Local history: Saving lives and creating opportunities

Margaret MacDonald. Photo: Library and Archives Canada
By Dorothy Grant 2 September 2022 Share this story
In the inferno of the First World War, a Nova Scotian woman transformed nursing and helped women break into the military
Born in 1873 in Bailey’s Brook, Pictou County, Margaret MacDonald was the youngest of nine children. Her family ran the village’s general store, the only local source of farming supplies and imported goods, and was relatively prosperous. This, combined with her mother’s passion for ensure her children were well educated (rare for girls in that era), gave MacDonald unique opportunities early in her life.
After her primary education at Stella Maris Convent School in Pictou, MacDonald went on to follow her older sisters to Mount St. Vincent (forerunner of the eponymous university) in Halifax in 1890, which was then a Sisters of Charity convent school.
She studied nursing and, against her parents’ wishes, she went on to study nursing at Charity Hospital Training School in New York. After graduating in 1895, Margaret MacDonald went to Panama to work as a nurse during the construction of the Panama Canal. While there, she survived a bout of malaria and moved into military nursing, where her career blossomed.
She served aboard an American hospital ship during the Spanish–American War in 1898, and then headed to South Africa to join British forces fighting the Boer War. In 1900, she became one of the first women in the Empire to earn a military commission.

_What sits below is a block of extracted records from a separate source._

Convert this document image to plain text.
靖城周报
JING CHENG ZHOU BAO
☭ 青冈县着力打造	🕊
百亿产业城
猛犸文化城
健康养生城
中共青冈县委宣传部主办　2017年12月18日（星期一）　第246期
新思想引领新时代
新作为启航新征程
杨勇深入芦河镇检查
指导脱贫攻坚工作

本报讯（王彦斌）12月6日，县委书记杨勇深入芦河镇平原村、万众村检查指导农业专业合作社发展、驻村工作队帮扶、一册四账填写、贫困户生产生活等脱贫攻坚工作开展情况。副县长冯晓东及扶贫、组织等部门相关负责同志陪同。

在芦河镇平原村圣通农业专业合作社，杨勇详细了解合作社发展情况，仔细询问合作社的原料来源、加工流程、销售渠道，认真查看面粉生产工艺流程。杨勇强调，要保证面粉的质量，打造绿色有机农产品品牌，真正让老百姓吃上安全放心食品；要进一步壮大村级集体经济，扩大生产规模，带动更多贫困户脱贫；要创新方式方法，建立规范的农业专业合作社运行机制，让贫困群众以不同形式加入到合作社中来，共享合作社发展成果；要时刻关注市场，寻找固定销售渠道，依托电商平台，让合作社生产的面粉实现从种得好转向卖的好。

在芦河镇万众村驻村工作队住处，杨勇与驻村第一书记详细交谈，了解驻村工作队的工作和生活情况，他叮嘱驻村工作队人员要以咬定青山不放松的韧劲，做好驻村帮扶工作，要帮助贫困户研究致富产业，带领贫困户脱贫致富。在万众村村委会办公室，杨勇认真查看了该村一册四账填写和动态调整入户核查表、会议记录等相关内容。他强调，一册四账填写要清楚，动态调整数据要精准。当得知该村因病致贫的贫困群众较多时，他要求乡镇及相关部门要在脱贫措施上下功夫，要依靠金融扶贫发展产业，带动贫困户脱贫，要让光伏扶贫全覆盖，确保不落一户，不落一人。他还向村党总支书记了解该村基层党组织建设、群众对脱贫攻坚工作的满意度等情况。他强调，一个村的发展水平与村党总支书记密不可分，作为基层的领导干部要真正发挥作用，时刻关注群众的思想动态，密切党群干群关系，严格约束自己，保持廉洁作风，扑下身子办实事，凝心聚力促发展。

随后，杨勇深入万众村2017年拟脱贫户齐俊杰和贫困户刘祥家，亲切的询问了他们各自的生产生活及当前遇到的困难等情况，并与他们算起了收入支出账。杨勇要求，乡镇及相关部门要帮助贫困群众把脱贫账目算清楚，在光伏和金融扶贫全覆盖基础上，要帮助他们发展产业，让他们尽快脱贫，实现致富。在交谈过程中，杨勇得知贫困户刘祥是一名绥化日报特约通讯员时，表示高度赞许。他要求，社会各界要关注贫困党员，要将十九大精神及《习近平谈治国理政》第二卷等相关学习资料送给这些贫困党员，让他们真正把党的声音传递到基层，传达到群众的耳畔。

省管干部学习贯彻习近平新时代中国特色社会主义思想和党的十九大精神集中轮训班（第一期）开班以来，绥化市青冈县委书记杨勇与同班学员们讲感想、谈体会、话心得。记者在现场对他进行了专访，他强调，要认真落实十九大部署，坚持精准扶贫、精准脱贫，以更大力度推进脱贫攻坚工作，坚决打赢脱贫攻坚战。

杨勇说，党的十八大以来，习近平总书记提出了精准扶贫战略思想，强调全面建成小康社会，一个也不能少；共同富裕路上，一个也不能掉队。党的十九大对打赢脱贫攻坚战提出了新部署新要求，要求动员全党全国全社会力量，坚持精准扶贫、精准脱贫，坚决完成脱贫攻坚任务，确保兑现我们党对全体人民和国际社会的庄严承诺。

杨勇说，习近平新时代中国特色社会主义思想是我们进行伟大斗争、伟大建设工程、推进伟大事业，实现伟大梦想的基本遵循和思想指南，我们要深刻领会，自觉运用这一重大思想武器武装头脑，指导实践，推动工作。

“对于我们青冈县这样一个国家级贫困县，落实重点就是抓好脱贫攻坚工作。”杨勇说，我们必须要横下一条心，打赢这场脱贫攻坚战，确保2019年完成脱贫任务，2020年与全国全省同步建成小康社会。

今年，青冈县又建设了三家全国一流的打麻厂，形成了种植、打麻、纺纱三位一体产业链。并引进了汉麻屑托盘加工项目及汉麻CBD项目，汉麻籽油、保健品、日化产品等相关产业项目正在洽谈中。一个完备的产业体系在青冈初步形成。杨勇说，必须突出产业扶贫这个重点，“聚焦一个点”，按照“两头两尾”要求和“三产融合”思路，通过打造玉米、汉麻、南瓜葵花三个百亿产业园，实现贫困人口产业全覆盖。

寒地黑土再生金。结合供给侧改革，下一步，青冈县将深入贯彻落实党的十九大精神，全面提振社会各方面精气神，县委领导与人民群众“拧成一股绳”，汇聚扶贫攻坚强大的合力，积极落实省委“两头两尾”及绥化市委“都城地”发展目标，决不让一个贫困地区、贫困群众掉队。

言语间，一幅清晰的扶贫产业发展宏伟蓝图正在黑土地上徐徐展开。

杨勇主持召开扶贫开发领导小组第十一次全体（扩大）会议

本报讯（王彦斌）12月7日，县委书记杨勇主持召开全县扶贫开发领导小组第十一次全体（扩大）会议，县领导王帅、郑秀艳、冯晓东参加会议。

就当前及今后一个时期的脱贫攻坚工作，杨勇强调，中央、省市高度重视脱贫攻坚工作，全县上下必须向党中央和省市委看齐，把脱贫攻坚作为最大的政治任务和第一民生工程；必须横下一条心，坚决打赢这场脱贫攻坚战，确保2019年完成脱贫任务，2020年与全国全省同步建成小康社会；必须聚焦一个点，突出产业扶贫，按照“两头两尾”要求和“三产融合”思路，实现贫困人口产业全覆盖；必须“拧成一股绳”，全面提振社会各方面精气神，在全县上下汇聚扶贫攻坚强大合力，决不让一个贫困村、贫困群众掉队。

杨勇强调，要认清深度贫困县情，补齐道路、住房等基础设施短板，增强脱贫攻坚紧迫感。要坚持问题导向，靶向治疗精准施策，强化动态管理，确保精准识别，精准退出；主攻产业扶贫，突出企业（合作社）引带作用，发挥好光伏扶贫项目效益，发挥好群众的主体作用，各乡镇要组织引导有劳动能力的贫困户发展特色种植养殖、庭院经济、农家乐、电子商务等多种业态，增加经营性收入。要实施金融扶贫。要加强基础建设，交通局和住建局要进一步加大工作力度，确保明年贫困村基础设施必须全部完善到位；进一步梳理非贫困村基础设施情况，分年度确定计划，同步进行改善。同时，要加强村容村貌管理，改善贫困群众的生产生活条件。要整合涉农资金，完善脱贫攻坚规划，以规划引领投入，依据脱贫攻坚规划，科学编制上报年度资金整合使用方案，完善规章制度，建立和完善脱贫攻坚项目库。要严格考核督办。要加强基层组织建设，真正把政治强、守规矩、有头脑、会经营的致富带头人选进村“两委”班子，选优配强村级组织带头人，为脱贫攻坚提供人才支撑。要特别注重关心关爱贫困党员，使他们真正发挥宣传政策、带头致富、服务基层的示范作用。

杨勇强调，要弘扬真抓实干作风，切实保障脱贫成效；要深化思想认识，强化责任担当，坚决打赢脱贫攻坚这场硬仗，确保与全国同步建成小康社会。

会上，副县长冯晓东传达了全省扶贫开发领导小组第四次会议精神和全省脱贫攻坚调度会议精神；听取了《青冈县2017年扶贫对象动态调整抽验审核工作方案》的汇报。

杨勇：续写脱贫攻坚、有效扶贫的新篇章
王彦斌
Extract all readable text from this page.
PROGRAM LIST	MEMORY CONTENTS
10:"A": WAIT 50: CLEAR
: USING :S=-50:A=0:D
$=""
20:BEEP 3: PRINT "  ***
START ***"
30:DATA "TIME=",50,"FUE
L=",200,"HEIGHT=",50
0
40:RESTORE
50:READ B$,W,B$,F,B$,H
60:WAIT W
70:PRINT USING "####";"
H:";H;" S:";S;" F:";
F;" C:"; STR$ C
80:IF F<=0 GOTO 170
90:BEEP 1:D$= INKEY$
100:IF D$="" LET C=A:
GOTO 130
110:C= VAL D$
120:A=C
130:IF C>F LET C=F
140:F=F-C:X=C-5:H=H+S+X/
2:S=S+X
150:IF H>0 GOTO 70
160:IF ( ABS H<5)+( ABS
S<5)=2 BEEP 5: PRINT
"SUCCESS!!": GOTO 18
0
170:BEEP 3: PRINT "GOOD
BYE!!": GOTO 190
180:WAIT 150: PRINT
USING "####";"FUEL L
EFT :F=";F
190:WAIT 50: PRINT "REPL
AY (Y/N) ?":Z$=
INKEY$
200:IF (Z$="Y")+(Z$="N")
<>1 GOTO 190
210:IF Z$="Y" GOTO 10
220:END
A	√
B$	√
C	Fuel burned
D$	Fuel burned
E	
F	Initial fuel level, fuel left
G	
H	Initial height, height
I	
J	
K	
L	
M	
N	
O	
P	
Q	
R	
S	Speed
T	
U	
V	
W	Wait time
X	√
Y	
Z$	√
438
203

After that, she returned to Canada and soon became head of the Army Medical Corps. She was in charge of the admission process and sought to maintain high professional standards. Many Canadian nurses learned on the job in those days, but she wouldn’t accept candidates without professional training. Men dominated the military, but her high standards and rigour soon earned her a reputation as a leader in her field.
MacDonald moved to the U.K. to learn about the country’s renowned military nursing program, then then the First World War ignited, and transformed her career as she became focused on leadership and building an effective team.
Amidst the war’s tumult, she saw the opportunity to make a huge change for the women and chip away at the era’s harsh gender roles. She made a huge step toward her goal in 1914, becoming matron-in-chief of a group that would eventually comprise about 3,000 nurses.
The first woman in the British Empire to earn the title, she was also responsible for the safety and welfare of her nurses, arranging their transportation, security, accommodations, and health care. It was hard, but MacDonald’s experience and leadership skills served her well. While illness claimed some of her nurses, the vast majority made it through the war, performing nobly.
And when those nurses came home, many found that their service now gave them the skills and experience to pursue new opportunities — a key step in the dramatic 20th-century shift in the role of women in Canada.
Margaret returned to Canada in 1919. Here she aided in reorganizing The Royal Canadian Army Medical Corp, which was the new title of The Canadian Medical Corps, of which she was the head.
Exhausted from her gruelling service, MacDonald retired in 1920 at age 51, and returned to Bailey’s Brook, where she died on September 7, 1948, at the age of 75.